Ever since then I’ve figured that braising pre-frozen limas is the way to go. This week’s lunch features an Iranian recipe, which simmers beans with a little olive oil, lots of dill, a whole head of garlic, a pinch of turmeric, and a squeeze of lime juice at the end. Curiously, it reminds me most of matzo ball soup. The dill and garlic create the Jewish flavor profile, while the rich creamy texture gives it that comfort-food feel. The original recipe added slivered almonds, but I’ll skip those next time. They’re good, but not needed.
I paired my beans with honey-roasted carrots (carrots/honey/salt-pepper-oil, chuck in a 450 oven) and a massaged kale salad. Massaging kale is magical! Just sprinkle chopped kale with a pinch of salt and plunge in the hands. It takes about five minutes of rubbing, but the leaves reduce in size and become tender enough to enjoy raw. Some folks stem the kale first, but I don’t bother – they add a nice crunch.

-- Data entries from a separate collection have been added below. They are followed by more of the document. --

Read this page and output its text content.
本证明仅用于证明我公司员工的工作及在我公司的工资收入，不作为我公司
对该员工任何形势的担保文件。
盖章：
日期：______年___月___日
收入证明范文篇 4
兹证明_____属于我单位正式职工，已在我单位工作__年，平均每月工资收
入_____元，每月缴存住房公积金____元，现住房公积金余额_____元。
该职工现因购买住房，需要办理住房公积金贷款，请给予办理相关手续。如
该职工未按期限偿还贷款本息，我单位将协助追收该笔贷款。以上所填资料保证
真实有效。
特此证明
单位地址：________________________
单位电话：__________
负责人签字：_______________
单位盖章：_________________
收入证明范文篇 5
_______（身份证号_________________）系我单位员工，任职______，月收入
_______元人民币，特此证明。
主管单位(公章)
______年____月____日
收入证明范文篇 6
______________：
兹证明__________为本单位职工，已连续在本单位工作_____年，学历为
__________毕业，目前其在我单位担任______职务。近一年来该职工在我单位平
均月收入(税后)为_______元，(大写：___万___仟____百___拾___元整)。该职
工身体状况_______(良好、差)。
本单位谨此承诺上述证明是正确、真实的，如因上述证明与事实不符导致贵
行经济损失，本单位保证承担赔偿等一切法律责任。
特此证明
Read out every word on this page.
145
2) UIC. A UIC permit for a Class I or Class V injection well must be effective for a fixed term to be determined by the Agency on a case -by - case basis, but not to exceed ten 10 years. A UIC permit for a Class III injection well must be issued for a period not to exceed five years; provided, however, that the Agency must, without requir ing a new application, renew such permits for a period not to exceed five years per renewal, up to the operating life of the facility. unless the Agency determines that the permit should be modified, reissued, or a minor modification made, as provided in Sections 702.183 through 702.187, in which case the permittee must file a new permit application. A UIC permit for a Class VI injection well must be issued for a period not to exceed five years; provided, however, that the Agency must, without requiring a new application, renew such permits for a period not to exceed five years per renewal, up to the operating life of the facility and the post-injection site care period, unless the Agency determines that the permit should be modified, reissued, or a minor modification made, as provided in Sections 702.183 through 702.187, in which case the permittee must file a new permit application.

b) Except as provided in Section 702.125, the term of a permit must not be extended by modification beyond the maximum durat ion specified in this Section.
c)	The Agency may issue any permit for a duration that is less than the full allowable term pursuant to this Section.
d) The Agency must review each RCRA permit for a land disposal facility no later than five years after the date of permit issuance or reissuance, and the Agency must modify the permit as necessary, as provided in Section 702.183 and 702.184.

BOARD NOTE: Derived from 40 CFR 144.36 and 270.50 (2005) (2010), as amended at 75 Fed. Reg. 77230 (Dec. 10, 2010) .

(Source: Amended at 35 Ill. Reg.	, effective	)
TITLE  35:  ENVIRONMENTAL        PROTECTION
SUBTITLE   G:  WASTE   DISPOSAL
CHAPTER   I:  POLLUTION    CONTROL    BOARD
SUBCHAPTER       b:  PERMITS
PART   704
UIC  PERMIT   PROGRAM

After massaging, I made a quick cooked vinaigrette. Saute chopped garlic (I used 4 cloves) until golden in a spoonful of olive oil. Toss in a handful of raisins, a slug of balsamic vinegar, and some salt and pepper. Cover and let simmer until the raisins are plump and the mixture has reduced somewhat. Man, this is a tangy-sweet triumph that you could use on any sturdy salad or cooked leafy green.